Yes!! We’ve been ringing this bell since summer 2020.
The Court cited a 2020 Michigan Supreme Court case: “It is incumbent on the courts to ensure decisions are made according to the rule of law, not hysteria … One hopes that this great principle — essential to any free society, including ours — will not itself become yet another casualty of Covid-19.” It looks like that great principle has NOT become a casualty.
The Court found that the Missouri emergency health statutes were constitutionally flawed because they create “double delegation.” The judge said the state had delegated rulemaking power to the DOH, which then delegated “broad rulemaking power to an unelected official.” This type of double delegation, said the Court, “is an impermissible combination of legislative and administrative power.” It also explained that the regulations “violate the principle of separation of powers by unlawfully placing unguided and unbridled rulemaking power in the hands of a public official.”
You don’t say.
The judge cited, among other cases, Florida’s lawsuit against the CDC’s “conditional sailing order.” Relying on the cited cases, he listed all the ways that the state’s public health statutes violated separation of powers:
1) the statutes created “open-ended discretion—a catch-all to permit naked lawmaking by bureaucrats;”
2) the laws failed to provide any STANDARDS to guide local emergency orders;
3) the laws not only provided no standards, but they are “limitless, standardless, and lack adequate legislative guidance;”
4) the laws fail to “provide any procedural safeguards for those aggrieved by the orders;” and
5) they “create a system of statewide health governance that enables unelected officials to become accountable to no one.”
I think he just described a biomedical dictatorship. The judge wrote that plaintiff Robinson had produced “ample evidence” that local health supervisors used the emergency health laws to “exercise unbridled and unfettered personal authority to, in effect, legislate.”
He described the whole disgusting mess. “Local health directors have created generally applicable orders, both in writing and verbally, requiring individuals within their jurisdictions to wear masks, limit gathering sizes in people’s own homes, creating capacity restrictions, limiting usage of school and business facilities including tables, desks, and even lockers, mandating spacing between people, [and] ordering students be excluded from school via quarantine and isolation rules created by health directors based on masking or other criteria not adequately” constrained by legal standards.

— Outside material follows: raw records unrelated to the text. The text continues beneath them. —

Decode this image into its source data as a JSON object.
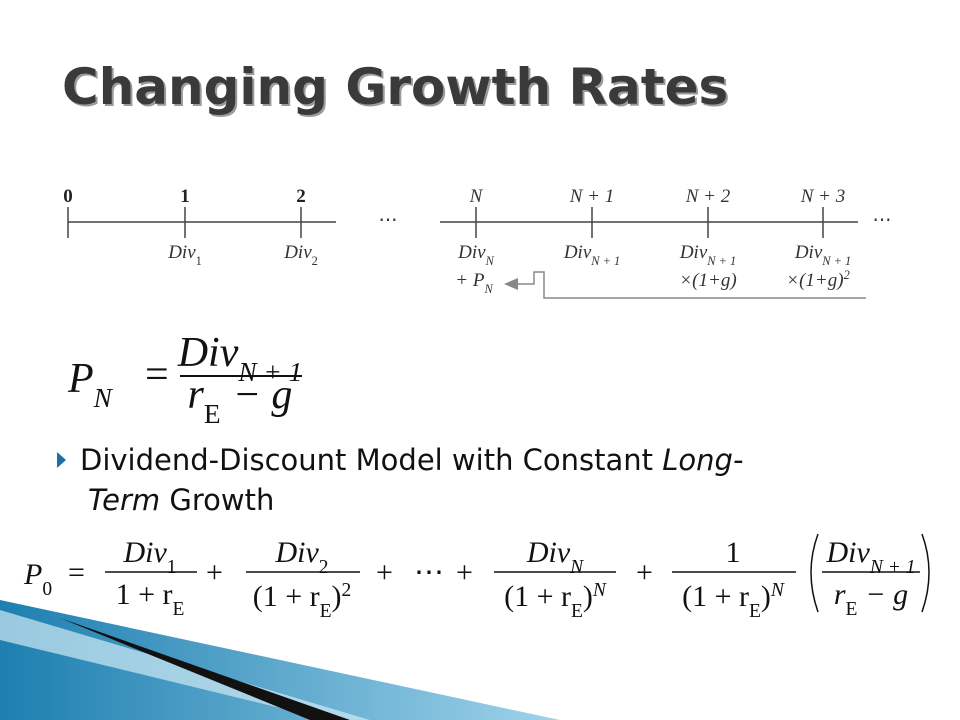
{
  "title": "Changing Growth Rates",
  "timeline": {
    "points": [
      "0",
      "1",
      "2",
      "N",
      "N + 1",
      "N + 2",
      "N + 3"
    ],
    "ellipsis": "⋯",
    "div": "Div",
    "subs": [
      "1",
      "2",
      "N",
      "N + 1",
      "N + 1",
      "N + 1"
    ],
    "plus_p": "+ P",
    "p_sub": "N",
    "growth_factor": "×(1+g)",
    "growth_exp": "2"
  },
  "formula1": {
    "lhs": "P",
    "lhs_sub": "N",
    "eq": "=",
    "num": "Div",
    "num_sub": "N + 1",
    "den_r": "r",
    "den_sub": "E",
    "den_rest": "− g"
  },
  "bullet": {
    "line1": "Dividend-Discount Model with Constant ",
    "line1_italic": "Long-",
    "line2_italic": "Term",
    "line2": " Growth"
  },
  "formula2": {
    "lhs": "P",
    "lhs_sub": "0",
    "eq": "=",
    "plus": "+",
    "dots": "⋯",
    "terms": [
      {
        "num": "Div",
        "num_sub": "1",
        "den_open": "1 + r",
        "den_sub": "E"
      },
      {
        "num": "Div",
        "num_sub": "2",
        "den_open": "(1 + r",
        "den_sub": "E",
        "den_close": ")",
        "den_exp": "2"
      },
      {
        "num": "Div",
        "num_sub": "N",
        "den_open": "(1 + r",
        "den_sub": "E",
        "den_close": ")",
        "den_exp": "N"
      },
      {
        "num": "1",
        "den_open": "(1 + r",
        "den_sub": "E",
        "den_close": ")",
        "den_exp": "N"
      }
    ],
    "final": {
      "num": "Div",
      "num_sub": "N + 1",
      "den_r": "r",
      "den_sub": "E",
      "den_rest": "− g"
    }
  }
}
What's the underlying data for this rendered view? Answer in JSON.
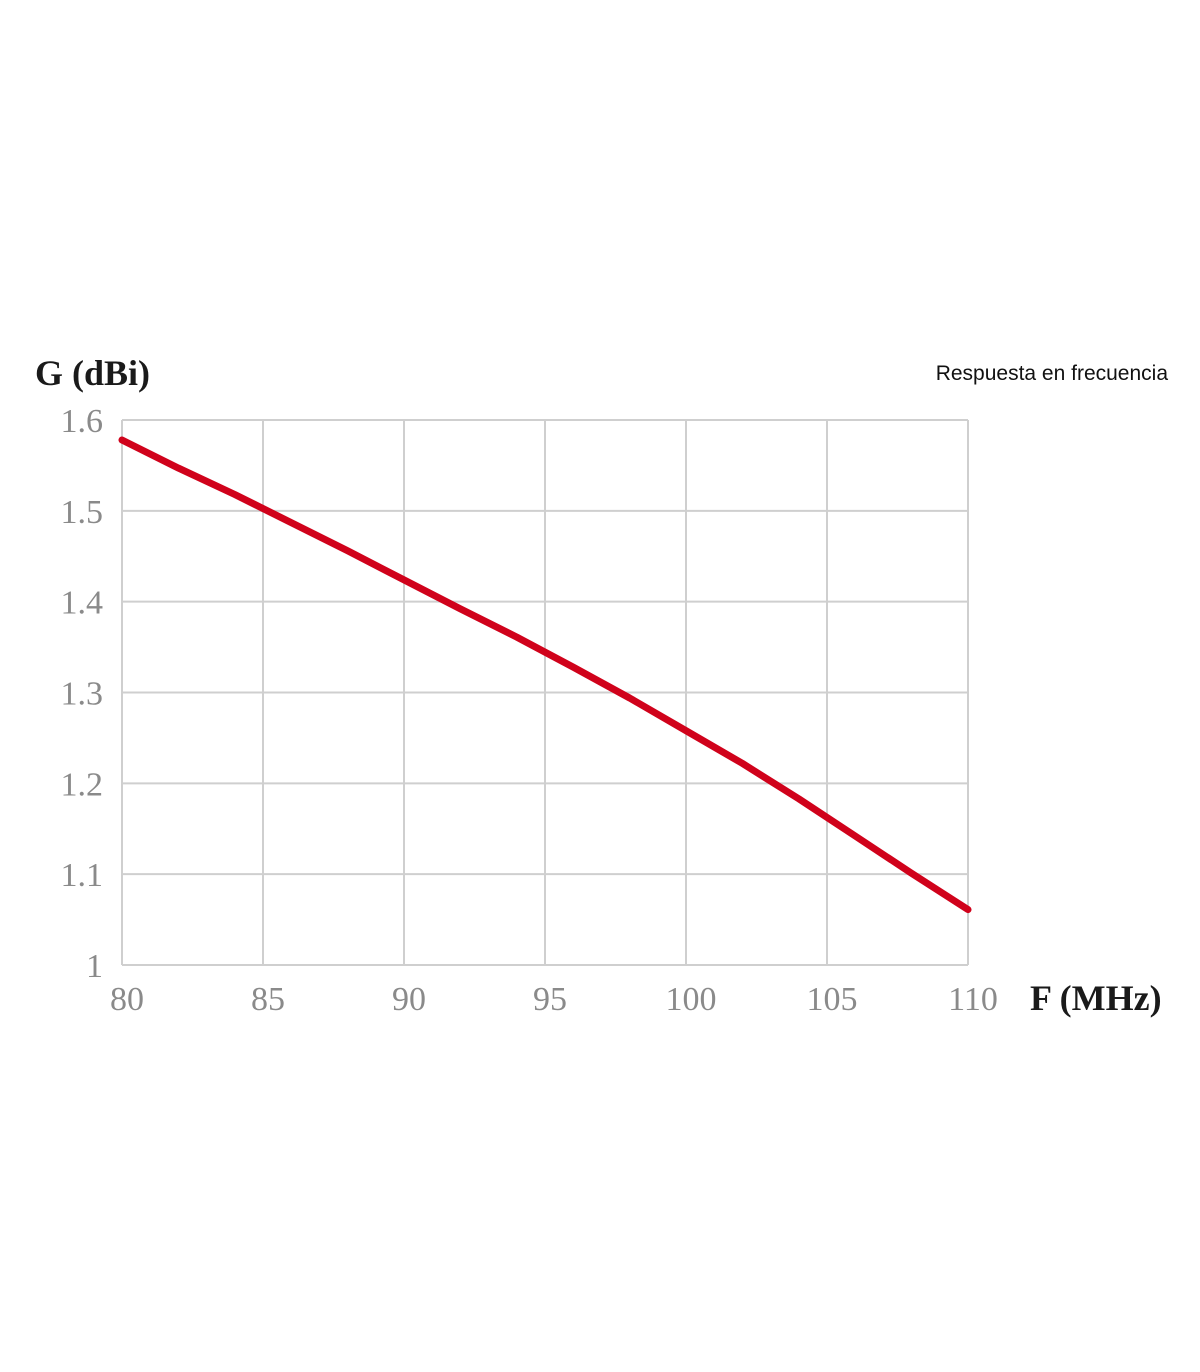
{
  "chart_data": {
    "type": "line",
    "title": "Respuesta en frecuencia",
    "xlabel": "F (MHz)",
    "ylabel": "G (dBi)",
    "xlim": [
      80,
      110
    ],
    "ylim": [
      1,
      1.6
    ],
    "x_ticks": [
      80,
      85,
      90,
      95,
      100,
      105,
      110
    ],
    "x_tick_labels": [
      "80",
      "85",
      "90",
      "95",
      "100",
      "105",
      "110"
    ],
    "y_ticks": [
      1,
      1.1,
      1.2,
      1.3,
      1.4,
      1.5,
      1.6
    ],
    "y_tick_labels": [
      "1",
      "1.1",
      "1.2",
      "1.3",
      "1.4",
      "1.5",
      "1.6"
    ],
    "grid": true,
    "series": [
      {
        "color": "#d0021b",
        "x": [
          80,
          82,
          84,
          86,
          88,
          90,
          92,
          94,
          96,
          98,
          100,
          102,
          104,
          106,
          108,
          110
        ],
        "y": [
          1.578,
          1.547,
          1.518,
          1.487,
          1.456,
          1.424,
          1.392,
          1.361,
          1.328,
          1.294,
          1.258,
          1.222,
          1.183,
          1.142,
          1.101,
          1.061
        ]
      }
    ]
  }
}
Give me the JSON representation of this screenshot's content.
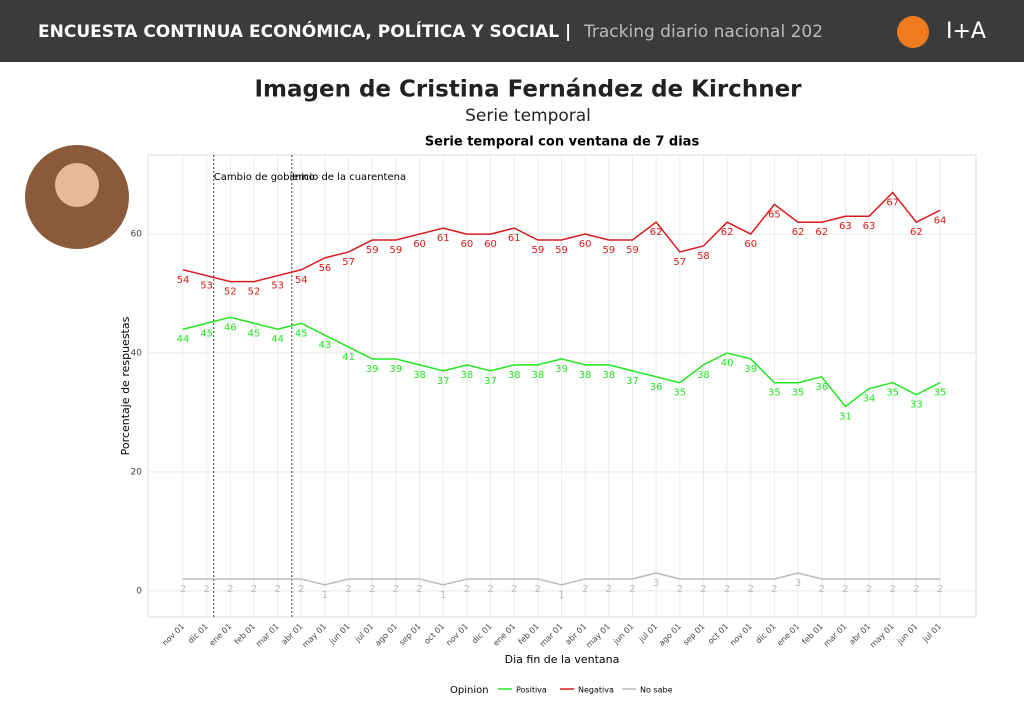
{
  "header": {
    "title": "ENCUESTA CONTINUA ECONÓMICA, POLÍTICA Y SOCIAL |",
    "subtitle": "Tracking diario nacional 202",
    "logo": "I+A"
  },
  "chart_data": {
    "type": "line",
    "title": "Imagen de Cristina Fernández de Kirchner",
    "subtitle": "Serie temporal",
    "plot_title": "Serie temporal con ventana de 7 dias",
    "x_label": "Dia fin de la ventana",
    "y_label": "Porcentaje de respuestas",
    "legend_title": "Opinion",
    "categories": [
      "nov 01",
      "dic 01",
      "ene 01",
      "feb 01",
      "mar 01",
      "abr 01",
      "may 01",
      "jun 01",
      "jul 01",
      "ago 01",
      "sep 01",
      "oct 01",
      "nov 01",
      "dic 01",
      "ene 01",
      "feb 01",
      "mar 01",
      "abr 01",
      "may 01",
      "jun 01",
      "jul 01",
      "ago 01",
      "sep 01",
      "oct 01",
      "nov 01",
      "dic 01",
      "ene 01",
      "feb 01",
      "mar 01",
      "abr 01",
      "may 01",
      "jun 01",
      "jul 01"
    ],
    "series": [
      {
        "name": "Positiva",
        "color": "#22e622",
        "values": [
          44,
          45,
          46,
          45,
          44,
          45,
          43,
          41,
          39,
          39,
          38,
          37,
          38,
          37,
          38,
          38,
          39,
          38,
          38,
          37,
          36,
          35,
          38,
          40,
          39,
          35,
          35,
          36,
          31,
          34,
          35,
          33,
          35
        ]
      },
      {
        "name": "Negativa",
        "color": "#d91a1a",
        "values": [
          54,
          53,
          52,
          52,
          53,
          54,
          56,
          57,
          59,
          59,
          60,
          61,
          60,
          60,
          61,
          59,
          59,
          60,
          59,
          59,
          62,
          57,
          58,
          62,
          60,
          65,
          62,
          62,
          63,
          63,
          67,
          62,
          64
        ]
      },
      {
        "name": "No sabe",
        "color": "#bbbbbb",
        "values": [
          2,
          2,
          2,
          2,
          2,
          2,
          1,
          2,
          2,
          2,
          2,
          1,
          2,
          2,
          2,
          2,
          1,
          2,
          2,
          2,
          3,
          2,
          2,
          2,
          2,
          2,
          3,
          2,
          2,
          2,
          2,
          2,
          2
        ]
      }
    ],
    "annotations": [
      {
        "x": 1.3,
        "text": "Cambio de gobierno"
      },
      {
        "x": 4.6,
        "text": "Inicio de la cuarentena"
      }
    ],
    "ylim": [
      -4.4,
      73.3
    ],
    "yticks": [
      0,
      20,
      40,
      60
    ],
    "grid": true,
    "legend": "bottom"
  }
}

The Court held that the statutes’ authorization of local health directors to create and enforce their own orders, and take other “control measures” were “unconstitutional and … therefore invalid.”
He didn’t hold back. He said “[t]his system is entirely inconsistent with representative government and separation of powers and makes a mockery of our Missouri Constitution and the concept of separation of powers.”
A mockery! Finally. A court said it.
The judge concluded by saying, “Missouri’s local health authorities have grown accustomed to issuing edicts and coercing compliance. It is far past time for this unconstitutional conduct to stop.”
Happy Thanksgiving!
The Court’s actual orders, what he then ordered various Missouri agencies to do as a result of his opinion, was the best part. The orders go on for two pages. Among other things, the judge instructed the Secretary of State to “remov[e] the invalid regulations from the register” — which effectively deletes all the state’s emergency public health statutes. He also ordered the Missouri DOH to “provide a copy of this order to all local health authorities throughout Missouri, and to post it … in locations where the same is made publicly available[.]” Haha!
Then he ordered the Department of Health to pay all the plaintiff’s attorney’s fees! A trifecta win.
It really is impossible to underestimate how important this ruling is. The combination of a smart judge with smart lawyers who litigated well has now provided a roadmap for other citizens to push back on the never-ending, mushrooming emergency orders in their own states. The reasoning is solid, persuasive, and should easily travel to other states.
We need to share the news of this order as far and wide as we can. I don’t say that very often.